Warum sollte J.Löw dies jetzt machen, er hat mit Hummels einen gebracht der jetzt nicht mehr weg zu denken ist, wirklich klasse. Aber jetzt alles umwerfen wäre doch blöd.Die "alten" Spieler sind ja auch noch gar nicht so alt. Bei der letzten WM waren die Vorzeichen anders, da mußte ein Umbruch kommen und Spieler wie Müller und Badstuber hatten auch schon ihre Erfahrungen in der CL geholt ( bei Boateng,Khedira und Özil weiß ich es allerdings nicht)
Verstehe mich nicht falsch, auch ich bin immer gern für frisches Blut in der NM, das ist die Zukunft aber mitten in einem Turnier, wo es doch bis jetzt ganz gut läuft, sollte man doch erst mal so weiter machen. Ich lasse mich aber auch gern mit der einen oder anderen Änderung überraschen.

Sportliche Grüße

campe
von Burkinho09 | #3-3

Defensiv gibt es keinen Grund für Veränderungen und im MF sind Khedira und Schweinsteiger erste Wahl. Gegen Holland sah das gut aus, gegen die Dänen nicht immer so souverän, aber das lag auch an den Umständen.

Mich störte schon vor der EM dieses Gerede über mangelnde internationale Erfahrung. Löw hatte zuvor in einem Interview gesagt, dass er vor allem auf Spieler mit Turniererfahrung setzen würde und lag damit im klaren Widerspruch zu dem, was er 2010 praktiziert hatte.

Natürlich gab es jetzt keine Notwendigkeit wie 2010, mit 5 oder gar 6 Greenhorns anzutreten, aber etwas frischer Wind täte der Mannschaft in der Offensive gut. Schürrle hat es gezeigt und die anderen Jungs können alle kicken, sind außergewöhnlich gute Fußballer und heiß auf einen Einsatz. Warum nicht mal anstelle von Kroos einen von den jungen Wilden bringen, wenn es bei Özil weiterhin nicht so toll läuft?!

P.S.: Müller und Badstuber hatten je 2 Länderspiele und ihre erste Saison hinter sich mit CL.Das ist erfahren?

19.06.2012
07:08
9 Punkte - unbenommen ein tolles Vorrundenergebnis
von rotoheb | #2

Aber auf die Demonstration von Schweinsteiger und Gomez und dem damit verbundenen Spiel des dreifachen Vizemeisters kann ich gerne verzichten.
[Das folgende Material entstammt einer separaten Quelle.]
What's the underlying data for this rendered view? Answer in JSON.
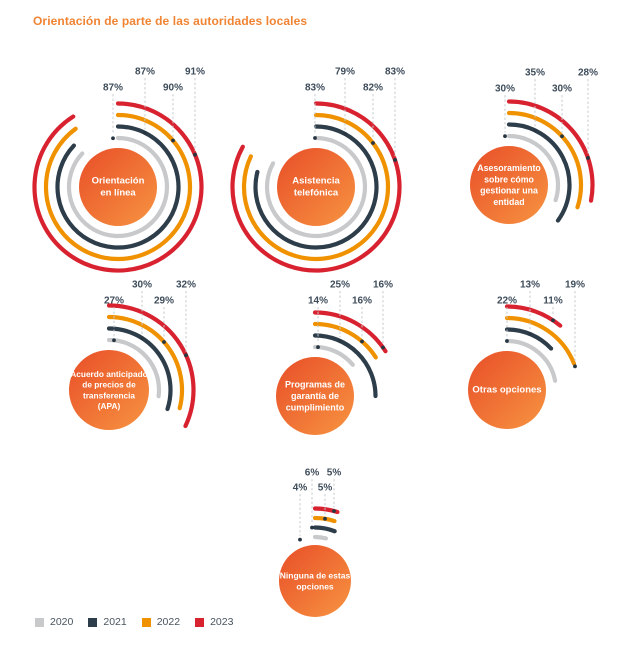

In einem anderen deutschen Team wurde Fußball gespielt, der erstens erfolgreich ist und zweitens Millionen von Menschen auf der ganzen Welt vor den Fernseher lockte...

Wenn Löw nicht langsam vermehrt jungen Spielern Spielzeit gibt (und der Bedarf im Mittelfeld und auch Angriff ist da ), dann läuft in Brasilien ein Ü30-Team im grünen Auswärts-Trikot auf. Und Löw argumentiert dann, dass den Jungen (die sind dann +/- 25 Jahre) die internationale Erfahrung fehlt....

1 Antwort
Intern. Erfahrung
von campe | #2-1

Zu Ihrem Punkt mit der Internationalen Erfahrung habe ich eine etwas andere Meinung.
Ich finde eine EM oder WM ist nicht dafür da Intern. Erfahrung zu erlangen. Diese sollte man sich im Club oder in Freundschaftsspielen der NM holen jedoch nicht in einem Turnier.
Zu Ihrem ständigen gemecker gegen die "Vizebayern" könnte ich ja jetzt auch ein Beispiel geben ( Polen , 3 BVB Spieler alt bekanntes Ergebnis, Gruppenletzter )
mach ich aber nicht ;-)

Sportliche Grüße

18.06.2012
21:03
Deutschlands EM-Erfolgsrezept ist die spielerische Reife
von ModemHamster | #1

Schön Jogi, Einsicht ist der erste Weg zur Besserung. "„Der Laufweg bestimmt den Pass“; meint: die anderen müssen da hin, wo der Madrilene sie in gefährliche Zeitgenossen verwandeln kann". Hmm, mal nachdenken, mit welchen Spielern kann man variable, schnelle Laufwege spielen, statt nur statischen Ballbesitz...mir haben heute mehrere Arbeitskollegen mit wenig begeistertem Gesicht vorgestöhnt, dass das wie ein Spiel des FCB aussah.
Das wirklich Tragische an der Situation ist aber, dass jetzt ein Marco Reus statt Stolper-Müller ins eiskalte Wasser geworfen wird. Löw hat sich bislang als ziemlicher Versager in Sachen Kaderaufbau erwiesen. Entweder haben die seiner Meinung nach Besten der Besten der Besten gespielt, oder er hat etwa 9 Debütanten in einer zurechgestoppelten Mannschaft "eine Chance gegeben". Naja, es kann nur besser werden.